Third is, depending on the plasticity of neural stem cells, they may induce structural reorganisation through indirect stimulation of neurotrophic factors. Transplanted cells may act as a substrate for axonal growth to the damaged area either directly as with glial stem, cells being rich in developmental factor, or passively acting as a scaffold for new axons regeneration (Oliveira and Hodges, 2005). The question now is can stem cell grafting work in Alzheimer’s disease therapy.

Whereas there are more than 350 Parkinson’s disease patients received embryonic stem cells as a line of therapy (Lindvall and Bjorklund, 2004). There are similar reports on Alzheimer’s disease; however, research reports on the use of embryonic stem cell (being rich in acetyl choline, adult neural stem cells, and mesenchymal stem cells of bone marrow are available (Oliveira and Hodges, 2005).

Because of potency and plasticity, foetal stem cells would be the first choice for replacement treatment; however, because of the debate about its uses, embryonic stem cells obtained from aborted foetuses are a reasonable alternative. The embryonic stem cells have the advantage of greater in vitro expansion capability that is greater production efficiency. They have outstanding abilities to proliferate, migrate, and self-renewal.

In addition as the progresses to form a neurone, differentiation decreases while predictability of the neuronal phenotype increases. Thus, the transplant safety increases, suitable distribution of cells after transplantation, directed axon projection for longer distances, and controlled neuro-transmitter release. On the other hand, unfavourable immune reactions and tumour formation are the main disadvantages (Guillaume and Zhang, 2008).

Autologous transplantation could evade these problems, Westerlund and others (2005, p.779) collected human brain stem cells from 13 hydrocephalus patient during scheduled surgery endoscopically from the ventricular wall. They cultured the cells collected as neurospheres (non-adherent floating cells) and induced differentiation, one-week later proliferating cells showing markers for neurons appeared. Two weeks later neuronal phenotypic cells showed repetitive short-lasting action potentials. They inferred neural tissue suitable for autotransplantation could be produced from collected human brain stem cells; however, culture methodology and protocols to control phenotypic differentiation are still to develop.

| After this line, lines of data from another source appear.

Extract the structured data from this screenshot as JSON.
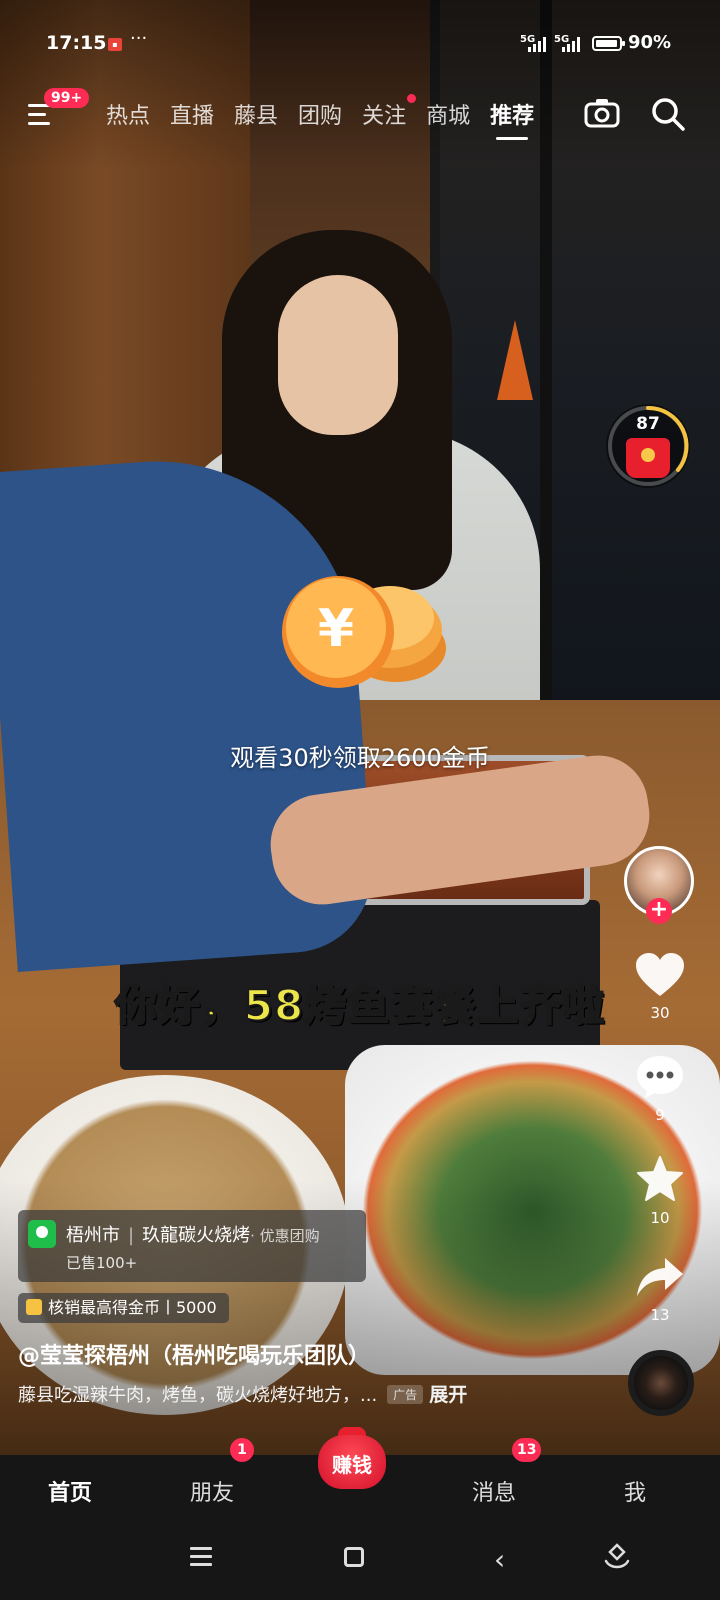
{
  "status_bar": {
    "time": "17:15",
    "net1": "5G",
    "net2": "5G",
    "battery": "90%"
  },
  "top_nav": {
    "menu_badge": "99+",
    "tabs": [
      {
        "label": "热点",
        "active": false
      },
      {
        "label": "直播",
        "active": false
      },
      {
        "label": "藤县",
        "active": false
      },
      {
        "label": "团购",
        "active": false
      },
      {
        "label": "关注",
        "active": false,
        "dot": true
      },
      {
        "label": "商城",
        "active": false
      },
      {
        "label": "推荐",
        "active": true
      }
    ]
  },
  "red_packet": {
    "count": "87"
  },
  "coin_prompt": {
    "text": "观看30秒领取2600金币"
  },
  "subtitle": "你好，58烤鱼套餐上齐啦",
  "rail": {
    "likes": "30",
    "comments": "9",
    "favorites": "10",
    "shares": "13"
  },
  "poi": {
    "city": "梧州市",
    "shop": "玖龍碳火烧烤",
    "tag": "· 优惠团购",
    "sold": "已售100+"
  },
  "coin_reward": "核销最高得金币丨5000",
  "author": "@莹莹探梧州（梧州吃喝玩乐团队）",
  "description": "藤县吃湿辣牛肉，烤鱼，碳火烧烤好地方，...",
  "ad_tag": "广告",
  "expand_label": "展开",
  "tab_bar": {
    "home": "首页",
    "friends": "朋友",
    "friends_badge": "1",
    "earn": "赚钱",
    "messages": "消息",
    "messages_badge": "13",
    "me": "我"
  },
  "colors": {
    "accent": "#fe2c55",
    "subtitle": "#ece64a",
    "coin": "#f5a63a"
  }
}
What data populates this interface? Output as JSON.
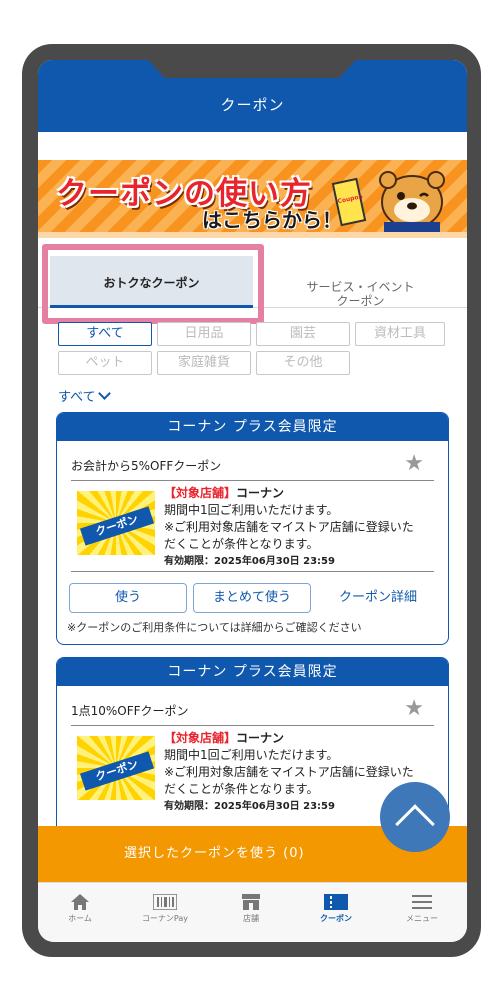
{
  "header": {
    "title": "クーポン"
  },
  "banner": {
    "line1": "クーポンの使い方",
    "line2": "はこちらから！",
    "card_text": "Coupon"
  },
  "tabs": [
    {
      "label": "おトクなクーポン",
      "active": true
    },
    {
      "label": "サービス・イベント\nクーポン",
      "active": false
    }
  ],
  "filters": [
    "すべて",
    "日用品",
    "園芸",
    "資材工具",
    "ペット",
    "家庭雑貨",
    "その他"
  ],
  "active_filter": "すべて",
  "all_link": "すべて",
  "coupons": [
    {
      "header": "コーナン プラス会員限定",
      "name": "お会計から5%OFFクーポン",
      "thumb_label": "クーポン",
      "store_tag": "【対象店舗】",
      "store": "コーナン",
      "desc1": "期間中1回ご利用いただけます。",
      "desc2": "※ご利用対象店舗をマイストア店舗に登録いた",
      "desc3": "だくことが条件となります。",
      "expiry": "有効期限：2025年06月30日 23:59",
      "use_label": "使う",
      "bulk_label": "まとめて使う",
      "detail_label": "クーポン詳細",
      "note": "※クーポンのご利用条件については詳細からご確認ください"
    },
    {
      "header": "コーナン プラス会員限定",
      "name": "1点10%OFFクーポン",
      "thumb_label": "クーポン",
      "store_tag": "【対象店舗】",
      "store": "コーナン",
      "desc1": "期間中1回ご利用いただけます。",
      "desc2": "※ご利用対象店舗をマイストア店舗に登録いた",
      "desc3": "だくことが条件となります。",
      "expiry": "有効期限：2025年06月30日 23:59"
    }
  ],
  "use_selected": "選択したクーポンを使う (0)",
  "nav": [
    {
      "label": "ホーム",
      "icon": "home-icon"
    },
    {
      "label": "コーナンPay",
      "icon": "barcode-icon"
    },
    {
      "label": "店舗",
      "icon": "store-icon"
    },
    {
      "label": "クーポン",
      "icon": "coupon-icon",
      "active": true
    },
    {
      "label": "メニュー",
      "icon": "menu-icon"
    }
  ],
  "colors": {
    "brand": "#0f58ad",
    "orange": "#f39800",
    "red": "#e8242d",
    "highlight": "#e57fa3"
  }
}
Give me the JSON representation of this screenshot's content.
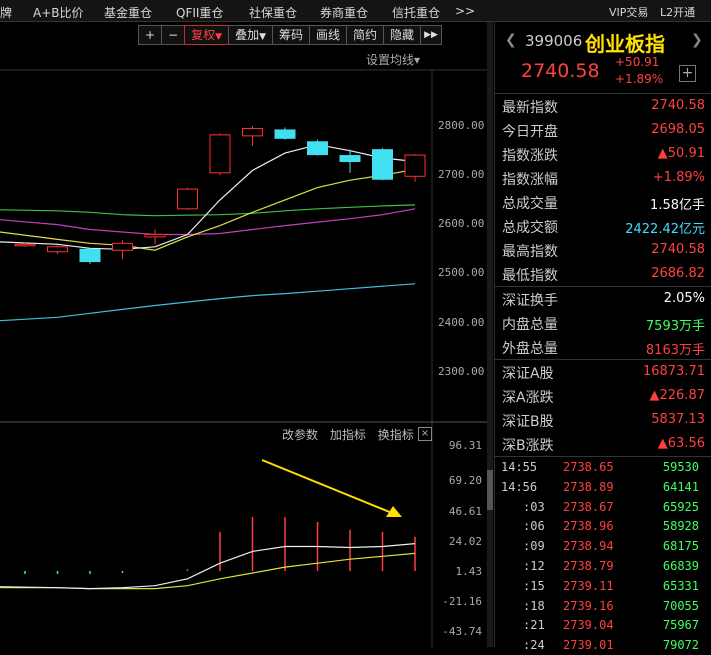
{
  "topbar": {
    "tabs": [
      "牌",
      "A+B比价",
      "基金重仓",
      "QFII重仓",
      "社保重仓",
      "券商重仓",
      "信托重仓",
      ">>"
    ],
    "vip": "VIP交易",
    "l2": "L2开通"
  },
  "toolbar": {
    "plus": "+",
    "minus": "−",
    "fuquan": "复权",
    "fuquan_arrow": "▼",
    "diejia": "叠加",
    "diejia_arrow": "▼",
    "chouma": "筹码",
    "huaxian": "画线",
    "jianyue": "简约",
    "yincang": "隐藏",
    "more": "▶▶"
  },
  "chart": {
    "setting": "设置均线",
    "setting_arrow": "▾",
    "price_axis": [
      "2800.00",
      "2700.00",
      "2600.00",
      "2500.00",
      "2400.00",
      "2300.00"
    ],
    "ind_tools": [
      "改参数",
      "加指标",
      "换指标"
    ],
    "close": "×",
    "sub_axis": [
      "96.31",
      "69.20",
      "46.61",
      "24.02",
      "1.43",
      "-21.16",
      "-43.74"
    ]
  },
  "chart_data": {
    "type": "candlestick",
    "price_ylim": [
      2200,
      2900
    ],
    "candles": [
      {
        "o": 2560,
        "c": 2560,
        "h": 2565,
        "l": 2555
      },
      {
        "o": 2545,
        "c": 2555,
        "h": 2558,
        "l": 2540
      },
      {
        "o": 2550,
        "c": 2525,
        "h": 2552,
        "l": 2520
      },
      {
        "o": 2548,
        "c": 2562,
        "h": 2568,
        "l": 2530
      },
      {
        "o": 2575,
        "c": 2580,
        "h": 2590,
        "l": 2560
      },
      {
        "o": 2632,
        "c": 2672,
        "h": 2675,
        "l": 2630
      },
      {
        "o": 2705,
        "c": 2782,
        "h": 2785,
        "l": 2700
      },
      {
        "o": 2780,
        "c": 2795,
        "h": 2800,
        "l": 2760
      },
      {
        "o": 2792,
        "c": 2775,
        "h": 2797,
        "l": 2772
      },
      {
        "o": 2768,
        "c": 2742,
        "h": 2772,
        "l": 2740
      },
      {
        "o": 2740,
        "c": 2728,
        "h": 2752,
        "l": 2705
      },
      {
        "o": 2752,
        "c": 2692,
        "h": 2755,
        "l": 2690
      },
      {
        "o": 2698,
        "c": 2741,
        "h": 2743,
        "l": 2687
      }
    ],
    "ma_short": [
      2565,
      2560,
      2552,
      2550,
      2555,
      2580,
      2650,
      2710,
      2745,
      2762,
      2750,
      2735,
      2728
    ],
    "ma_mid": [
      2585,
      2570,
      2562,
      2558,
      2548,
      2575,
      2598,
      2625,
      2650,
      2675,
      2690,
      2700,
      2712
    ],
    "ma_green": [
      2630,
      2628,
      2625,
      2620,
      2618,
      2619,
      2620,
      2623,
      2628,
      2632,
      2635,
      2638,
      2640
    ],
    "ma_magenta": [
      2610,
      2600,
      2590,
      2585,
      2580,
      2580,
      2582,
      2590,
      2598,
      2605,
      2612,
      2620,
      2632
    ],
    "ma_cyan": [
      2405,
      2412,
      2420,
      2428,
      2436,
      2443,
      2450,
      2456,
      2460,
      2465,
      2470,
      2475,
      2480
    ],
    "sub_ylim": [
      -50,
      100
    ],
    "sub_bars": [
      -3,
      -3,
      -3,
      -2,
      0,
      2,
      40,
      55,
      55,
      50,
      42,
      40,
      35
    ],
    "sub_line_white": [
      -16,
      -17,
      -18,
      -17,
      -15,
      -8,
      8,
      20,
      25,
      25,
      24,
      25,
      28
    ],
    "sub_line_yellow": [
      -17,
      -17,
      -18,
      -18,
      -18,
      -15,
      -8,
      -2,
      4,
      8,
      12,
      15,
      18
    ]
  },
  "header": {
    "code": "399006",
    "name": "创业板指",
    "price": "2740.58",
    "change": "+50.91",
    "pct": "+1.89%",
    "plus": "+"
  },
  "quote": {
    "group1": [
      {
        "k": "最新指数",
        "v": "2740.58",
        "c": "red"
      },
      {
        "k": "今日开盘",
        "v": "2698.05",
        "c": "red"
      },
      {
        "k": "指数涨跌",
        "v": "▲50.91",
        "c": "red"
      },
      {
        "k": "指数涨幅",
        "v": "+1.89%",
        "c": "red"
      },
      {
        "k": "总成交量",
        "v": "1.58亿手",
        "c": "white"
      },
      {
        "k": "总成交额",
        "v": "2422.42亿元",
        "c": "cyan"
      },
      {
        "k": "最高指数",
        "v": "2740.58",
        "c": "red"
      },
      {
        "k": "最低指数",
        "v": "2686.82",
        "c": "red"
      }
    ],
    "group2": [
      {
        "k": "深证换手",
        "v": "2.05%",
        "c": "white"
      },
      {
        "k": "内盘总量",
        "v": "7593万手",
        "c": "green"
      },
      {
        "k": "外盘总量",
        "v": "8163万手",
        "c": "red"
      }
    ],
    "group3": [
      {
        "k": "深证A股",
        "v": "16873.71",
        "c": "red"
      },
      {
        "k": "深A涨跌",
        "v": "▲226.87",
        "c": "red"
      },
      {
        "k": "深证B股",
        "v": "5837.13",
        "c": "red"
      },
      {
        "k": "深B涨跌",
        "v": "▲63.56",
        "c": "red"
      }
    ]
  },
  "ticks": [
    {
      "t": "14:55",
      "p": "2738.65",
      "v": "59530"
    },
    {
      "t": "14:56",
      "p": "2738.89",
      "v": "64141"
    },
    {
      "t": ":03",
      "p": "2738.67",
      "v": "65925"
    },
    {
      "t": ":06",
      "p": "2738.96",
      "v": "58928"
    },
    {
      "t": ":09",
      "p": "2738.94",
      "v": "68175"
    },
    {
      "t": ":12",
      "p": "2738.79",
      "v": "66839"
    },
    {
      "t": ":15",
      "p": "2739.11",
      "v": "65331"
    },
    {
      "t": ":18",
      "p": "2739.16",
      "v": "70055"
    },
    {
      "t": ":21",
      "p": "2739.04",
      "v": "75967"
    },
    {
      "t": ":24",
      "p": "2739.01",
      "v": "79072"
    }
  ]
}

Motivated by successful use of mesenchymal bone marrow stem cells in the treatment of certain leukaemias, lymphomas and blood disease, Tondreau et al (2008, p. 166) investigated the use of bone marrow stromal mesenchymal cells for transplantation replacement therapy. Their results suggested the possibility of these cells to differentiate into neuronal cells with proper gene expression and functional properties, and therefore, these cells may suitable alternative to treat neurodegenerative disorders. Despite the initial success, few studies investigated the properties and behaviour of grafted adult neural stem cells (Galvin and Jones, 2006).

Other studies reported significant longevity and plasticity of adult human brain stem cells, however in many of the studies no report was made about the nature of brain injury, which is important for survival, migration and differentiation (Walton et al, 2006). Moe and colleagues (2005, p.1182), showed that a single adult human brain stem cell can develop, in culture, to a mature functional neuronal network. Testing this finding experimentally, the transplanted cell into rats’ brains remained significantly immature with a significant number of cell death. They explained the results on the ground of rats’ immune response despite receiving immunosuppressant agents.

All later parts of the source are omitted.